Suatu hari, seorang pekerja baru yang bertugas menjadi jubir istana menyadari ada kesalahan dari hangusnya upah lembur para buruh lama. Buruh baru ini, Jubirwati namanya. Melihat keluhan-keluhan dari rekannya sesama buruh istana, Jubirwati berkata dalam hati yang mendidih: “Betul apa yang dikatakan kakek guru, selamanya pelayan akan dieksploitasi, dan selamanya kerajaan akan mengeksploitasi.”
Jubirwati, sebagaimana keyakinannya dari teori-teori yang ia
pelajari dari sekolahnya di bawah pohon mengkudu bersama kakek dan beberapa
guru tua, diam-diam menyelidiki istana. Yakin betul istana telah berbuat curang
terhadap slip upah buruh mereka. Hasil pengamatannya membuatnya heran!
Sang Raja tidak pernah absen membubuhkan stempel persetujuan
pada tumpukan perkamen permintaan pencairan koin emas untuk upah para pelayan
istana.
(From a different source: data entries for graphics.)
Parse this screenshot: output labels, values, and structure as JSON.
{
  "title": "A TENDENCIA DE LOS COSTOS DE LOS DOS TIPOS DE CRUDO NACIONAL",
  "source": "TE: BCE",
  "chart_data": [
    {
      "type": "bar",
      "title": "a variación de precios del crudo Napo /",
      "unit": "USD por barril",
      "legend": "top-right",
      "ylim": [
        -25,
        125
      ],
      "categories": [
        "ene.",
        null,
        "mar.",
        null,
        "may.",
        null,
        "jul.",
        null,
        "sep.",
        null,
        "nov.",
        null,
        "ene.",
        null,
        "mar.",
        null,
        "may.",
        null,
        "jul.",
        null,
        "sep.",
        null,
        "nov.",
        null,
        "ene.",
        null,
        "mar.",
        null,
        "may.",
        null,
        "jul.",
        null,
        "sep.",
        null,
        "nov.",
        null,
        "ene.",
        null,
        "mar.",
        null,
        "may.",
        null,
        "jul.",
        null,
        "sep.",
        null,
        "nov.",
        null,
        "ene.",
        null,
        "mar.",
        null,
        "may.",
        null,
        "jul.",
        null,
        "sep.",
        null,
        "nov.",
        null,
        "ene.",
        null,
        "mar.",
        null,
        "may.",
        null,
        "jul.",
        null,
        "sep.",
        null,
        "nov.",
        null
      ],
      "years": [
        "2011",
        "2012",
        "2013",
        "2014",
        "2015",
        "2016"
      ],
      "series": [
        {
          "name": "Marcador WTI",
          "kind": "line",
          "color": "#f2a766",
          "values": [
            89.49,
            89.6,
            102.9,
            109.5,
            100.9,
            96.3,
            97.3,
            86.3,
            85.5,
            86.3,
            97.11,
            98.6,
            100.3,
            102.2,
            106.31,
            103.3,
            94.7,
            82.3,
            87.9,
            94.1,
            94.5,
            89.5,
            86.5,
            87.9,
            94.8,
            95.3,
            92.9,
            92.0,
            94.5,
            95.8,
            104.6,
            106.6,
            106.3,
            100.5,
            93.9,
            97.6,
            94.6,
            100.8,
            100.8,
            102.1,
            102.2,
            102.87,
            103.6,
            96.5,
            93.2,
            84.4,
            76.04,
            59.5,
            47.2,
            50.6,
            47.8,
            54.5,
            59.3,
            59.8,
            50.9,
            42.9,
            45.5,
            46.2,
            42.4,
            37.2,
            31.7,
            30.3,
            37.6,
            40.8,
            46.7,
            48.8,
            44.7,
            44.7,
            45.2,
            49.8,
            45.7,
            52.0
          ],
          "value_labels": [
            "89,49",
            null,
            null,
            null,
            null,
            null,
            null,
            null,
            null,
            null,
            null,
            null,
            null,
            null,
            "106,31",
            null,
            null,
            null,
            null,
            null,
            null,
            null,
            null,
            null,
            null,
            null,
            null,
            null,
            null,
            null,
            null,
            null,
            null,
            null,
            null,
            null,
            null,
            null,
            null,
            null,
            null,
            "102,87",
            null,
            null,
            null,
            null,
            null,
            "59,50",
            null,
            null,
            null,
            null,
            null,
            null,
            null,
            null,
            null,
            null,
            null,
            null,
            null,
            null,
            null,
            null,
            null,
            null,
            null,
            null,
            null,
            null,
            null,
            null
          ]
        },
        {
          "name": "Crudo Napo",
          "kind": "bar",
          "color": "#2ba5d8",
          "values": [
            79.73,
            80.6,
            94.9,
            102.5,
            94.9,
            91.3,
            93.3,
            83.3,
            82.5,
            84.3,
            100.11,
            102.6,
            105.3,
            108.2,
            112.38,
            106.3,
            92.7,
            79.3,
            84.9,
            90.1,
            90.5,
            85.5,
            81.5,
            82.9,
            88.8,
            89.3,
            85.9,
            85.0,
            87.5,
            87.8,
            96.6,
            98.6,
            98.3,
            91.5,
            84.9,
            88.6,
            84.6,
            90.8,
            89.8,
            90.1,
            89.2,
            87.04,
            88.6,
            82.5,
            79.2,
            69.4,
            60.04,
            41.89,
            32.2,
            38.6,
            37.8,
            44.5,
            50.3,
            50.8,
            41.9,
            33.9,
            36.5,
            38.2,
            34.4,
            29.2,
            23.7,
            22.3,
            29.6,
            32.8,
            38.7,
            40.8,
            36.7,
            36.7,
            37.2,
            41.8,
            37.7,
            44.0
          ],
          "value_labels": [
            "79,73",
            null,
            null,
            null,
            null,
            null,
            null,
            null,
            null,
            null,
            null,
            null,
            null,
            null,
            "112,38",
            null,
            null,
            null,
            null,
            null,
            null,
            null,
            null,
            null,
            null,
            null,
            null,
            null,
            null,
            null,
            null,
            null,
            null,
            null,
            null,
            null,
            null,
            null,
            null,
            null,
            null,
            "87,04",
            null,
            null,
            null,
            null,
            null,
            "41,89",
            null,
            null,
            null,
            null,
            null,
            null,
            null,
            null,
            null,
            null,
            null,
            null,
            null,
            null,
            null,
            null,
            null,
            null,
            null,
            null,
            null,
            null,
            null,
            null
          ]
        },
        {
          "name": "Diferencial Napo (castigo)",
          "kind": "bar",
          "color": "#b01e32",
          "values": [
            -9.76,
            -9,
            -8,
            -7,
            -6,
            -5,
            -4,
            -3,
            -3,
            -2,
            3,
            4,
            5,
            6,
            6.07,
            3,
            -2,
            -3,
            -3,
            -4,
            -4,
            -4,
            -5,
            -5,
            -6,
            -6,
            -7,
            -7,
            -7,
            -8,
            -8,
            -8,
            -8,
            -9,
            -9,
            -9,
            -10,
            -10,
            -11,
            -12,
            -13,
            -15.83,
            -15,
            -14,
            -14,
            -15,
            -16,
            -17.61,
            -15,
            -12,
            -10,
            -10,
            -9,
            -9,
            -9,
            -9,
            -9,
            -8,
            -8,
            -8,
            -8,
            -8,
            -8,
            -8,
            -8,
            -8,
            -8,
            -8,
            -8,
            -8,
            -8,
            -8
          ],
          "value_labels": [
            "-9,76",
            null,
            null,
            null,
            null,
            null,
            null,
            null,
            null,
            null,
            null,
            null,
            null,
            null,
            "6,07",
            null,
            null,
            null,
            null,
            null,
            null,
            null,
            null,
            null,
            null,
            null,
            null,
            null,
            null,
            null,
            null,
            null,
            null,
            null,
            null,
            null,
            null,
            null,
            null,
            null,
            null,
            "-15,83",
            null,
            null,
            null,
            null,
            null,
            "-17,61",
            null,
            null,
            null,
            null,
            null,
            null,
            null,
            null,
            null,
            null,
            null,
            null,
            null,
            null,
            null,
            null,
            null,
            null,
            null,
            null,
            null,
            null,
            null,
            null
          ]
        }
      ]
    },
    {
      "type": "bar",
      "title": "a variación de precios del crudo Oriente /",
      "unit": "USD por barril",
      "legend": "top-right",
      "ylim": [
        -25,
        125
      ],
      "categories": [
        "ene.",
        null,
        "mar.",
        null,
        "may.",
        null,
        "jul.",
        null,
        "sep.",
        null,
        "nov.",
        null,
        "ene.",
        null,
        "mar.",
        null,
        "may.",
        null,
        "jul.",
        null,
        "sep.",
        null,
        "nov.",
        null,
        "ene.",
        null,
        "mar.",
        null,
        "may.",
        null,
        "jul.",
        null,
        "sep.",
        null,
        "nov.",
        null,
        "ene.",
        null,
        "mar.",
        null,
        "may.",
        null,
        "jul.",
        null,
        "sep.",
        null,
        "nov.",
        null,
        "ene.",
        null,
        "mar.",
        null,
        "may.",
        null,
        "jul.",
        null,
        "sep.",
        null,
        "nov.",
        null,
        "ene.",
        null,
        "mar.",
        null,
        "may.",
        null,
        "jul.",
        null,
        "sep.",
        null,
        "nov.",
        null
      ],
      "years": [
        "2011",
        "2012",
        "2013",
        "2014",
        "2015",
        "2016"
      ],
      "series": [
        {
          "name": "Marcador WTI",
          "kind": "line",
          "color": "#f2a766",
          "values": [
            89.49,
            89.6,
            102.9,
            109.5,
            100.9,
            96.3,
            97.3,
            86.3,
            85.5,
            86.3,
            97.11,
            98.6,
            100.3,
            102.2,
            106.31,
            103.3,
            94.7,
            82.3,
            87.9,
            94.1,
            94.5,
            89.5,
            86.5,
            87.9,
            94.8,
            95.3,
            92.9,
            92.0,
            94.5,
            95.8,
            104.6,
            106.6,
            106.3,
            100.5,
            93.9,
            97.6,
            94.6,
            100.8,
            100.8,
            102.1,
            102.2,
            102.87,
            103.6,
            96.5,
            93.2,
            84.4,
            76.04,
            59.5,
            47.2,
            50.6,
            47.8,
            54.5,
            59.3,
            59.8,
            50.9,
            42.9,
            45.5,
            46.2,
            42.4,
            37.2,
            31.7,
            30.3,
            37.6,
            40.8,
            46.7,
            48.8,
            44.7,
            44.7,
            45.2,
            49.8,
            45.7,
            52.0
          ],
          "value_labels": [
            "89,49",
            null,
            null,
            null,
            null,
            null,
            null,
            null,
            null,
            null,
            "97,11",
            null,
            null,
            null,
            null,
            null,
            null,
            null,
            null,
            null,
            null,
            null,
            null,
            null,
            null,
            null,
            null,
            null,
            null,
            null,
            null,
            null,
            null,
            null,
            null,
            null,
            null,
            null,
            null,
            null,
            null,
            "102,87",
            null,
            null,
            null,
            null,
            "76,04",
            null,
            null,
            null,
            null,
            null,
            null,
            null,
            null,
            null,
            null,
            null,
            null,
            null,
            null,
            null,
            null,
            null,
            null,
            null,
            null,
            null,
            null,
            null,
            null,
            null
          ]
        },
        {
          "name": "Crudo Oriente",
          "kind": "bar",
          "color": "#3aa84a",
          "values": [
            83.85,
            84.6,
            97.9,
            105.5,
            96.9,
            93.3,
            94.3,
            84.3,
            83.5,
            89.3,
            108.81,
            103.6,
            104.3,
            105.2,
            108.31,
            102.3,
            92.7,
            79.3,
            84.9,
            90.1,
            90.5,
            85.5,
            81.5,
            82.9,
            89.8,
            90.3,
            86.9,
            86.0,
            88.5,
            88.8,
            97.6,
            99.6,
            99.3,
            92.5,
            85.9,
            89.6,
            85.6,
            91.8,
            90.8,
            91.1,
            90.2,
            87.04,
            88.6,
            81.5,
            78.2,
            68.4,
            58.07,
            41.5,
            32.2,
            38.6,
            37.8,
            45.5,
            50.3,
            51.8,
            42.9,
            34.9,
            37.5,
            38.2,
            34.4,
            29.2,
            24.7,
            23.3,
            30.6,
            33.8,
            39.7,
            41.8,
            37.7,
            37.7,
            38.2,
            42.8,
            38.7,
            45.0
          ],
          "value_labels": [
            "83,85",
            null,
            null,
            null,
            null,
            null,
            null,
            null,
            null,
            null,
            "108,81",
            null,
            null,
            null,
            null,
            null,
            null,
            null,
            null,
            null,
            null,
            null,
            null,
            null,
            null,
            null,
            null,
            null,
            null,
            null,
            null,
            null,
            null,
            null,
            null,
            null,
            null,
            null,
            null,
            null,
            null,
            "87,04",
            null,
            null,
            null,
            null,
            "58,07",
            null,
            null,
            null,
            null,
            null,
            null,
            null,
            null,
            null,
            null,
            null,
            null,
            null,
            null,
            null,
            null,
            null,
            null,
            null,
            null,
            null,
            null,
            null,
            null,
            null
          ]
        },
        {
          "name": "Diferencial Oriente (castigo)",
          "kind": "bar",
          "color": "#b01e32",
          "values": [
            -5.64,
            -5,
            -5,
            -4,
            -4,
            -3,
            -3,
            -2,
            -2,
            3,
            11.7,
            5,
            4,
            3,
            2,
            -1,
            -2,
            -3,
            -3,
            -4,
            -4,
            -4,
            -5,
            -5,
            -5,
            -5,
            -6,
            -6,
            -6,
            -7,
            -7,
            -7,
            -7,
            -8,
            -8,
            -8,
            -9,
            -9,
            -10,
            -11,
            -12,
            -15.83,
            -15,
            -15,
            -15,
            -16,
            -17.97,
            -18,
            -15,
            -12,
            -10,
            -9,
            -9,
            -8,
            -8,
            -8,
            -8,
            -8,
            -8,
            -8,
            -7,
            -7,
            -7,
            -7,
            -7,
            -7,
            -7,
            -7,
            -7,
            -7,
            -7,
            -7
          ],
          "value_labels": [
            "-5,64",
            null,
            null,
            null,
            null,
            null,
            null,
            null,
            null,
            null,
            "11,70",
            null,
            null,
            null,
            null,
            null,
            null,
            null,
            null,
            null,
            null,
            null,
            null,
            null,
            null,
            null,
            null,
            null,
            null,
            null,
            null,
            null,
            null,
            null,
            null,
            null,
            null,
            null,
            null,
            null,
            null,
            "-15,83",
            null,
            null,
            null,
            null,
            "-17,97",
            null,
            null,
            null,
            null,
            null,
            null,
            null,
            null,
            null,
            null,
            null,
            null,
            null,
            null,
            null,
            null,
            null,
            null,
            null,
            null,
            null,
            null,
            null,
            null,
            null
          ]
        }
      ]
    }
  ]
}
Jumlah upah pada lembar persetujuan berimbang dengan jam lembur para
pelayan. Gudang koin emas yang dipenuhi jajaran rak-rak kayu berisi kantung
koin emas upah para pelayan selalu dicek oleh sang Raja setiap petang. Di mana
letak salahnya?
Jubirwati lalu menemui Bapak Peri. Seorang Peri yang memiliki
pabrik gigi, yang kemudian mengajukan diri menjadi Bapak dari semua buruh
istana, karena para buruh tidak bisa diasuh oleh pihak kepercayaan kerajaan yang sudah memiliki pekerjaan terlalu banyak. Tugasnya membagi-bagikan kantung koin emas upah para pelayan
istana setiap bulannya.
“Jubirwati, kau mau tahu saranku, Nak? Tidak usah ambil pusing.
Apakah upahmu berkurang? Apakah lemburmu ikut hangus?”
“Tidak..”
“Maka, bagimu gajimu, bagi mereka gaji mereka”
“(Bukan.. bukan itu
yang diajarkan oleh kakek guru..)”
“.. toh, mereka saja tidak pernah mengeluh kepadaku..”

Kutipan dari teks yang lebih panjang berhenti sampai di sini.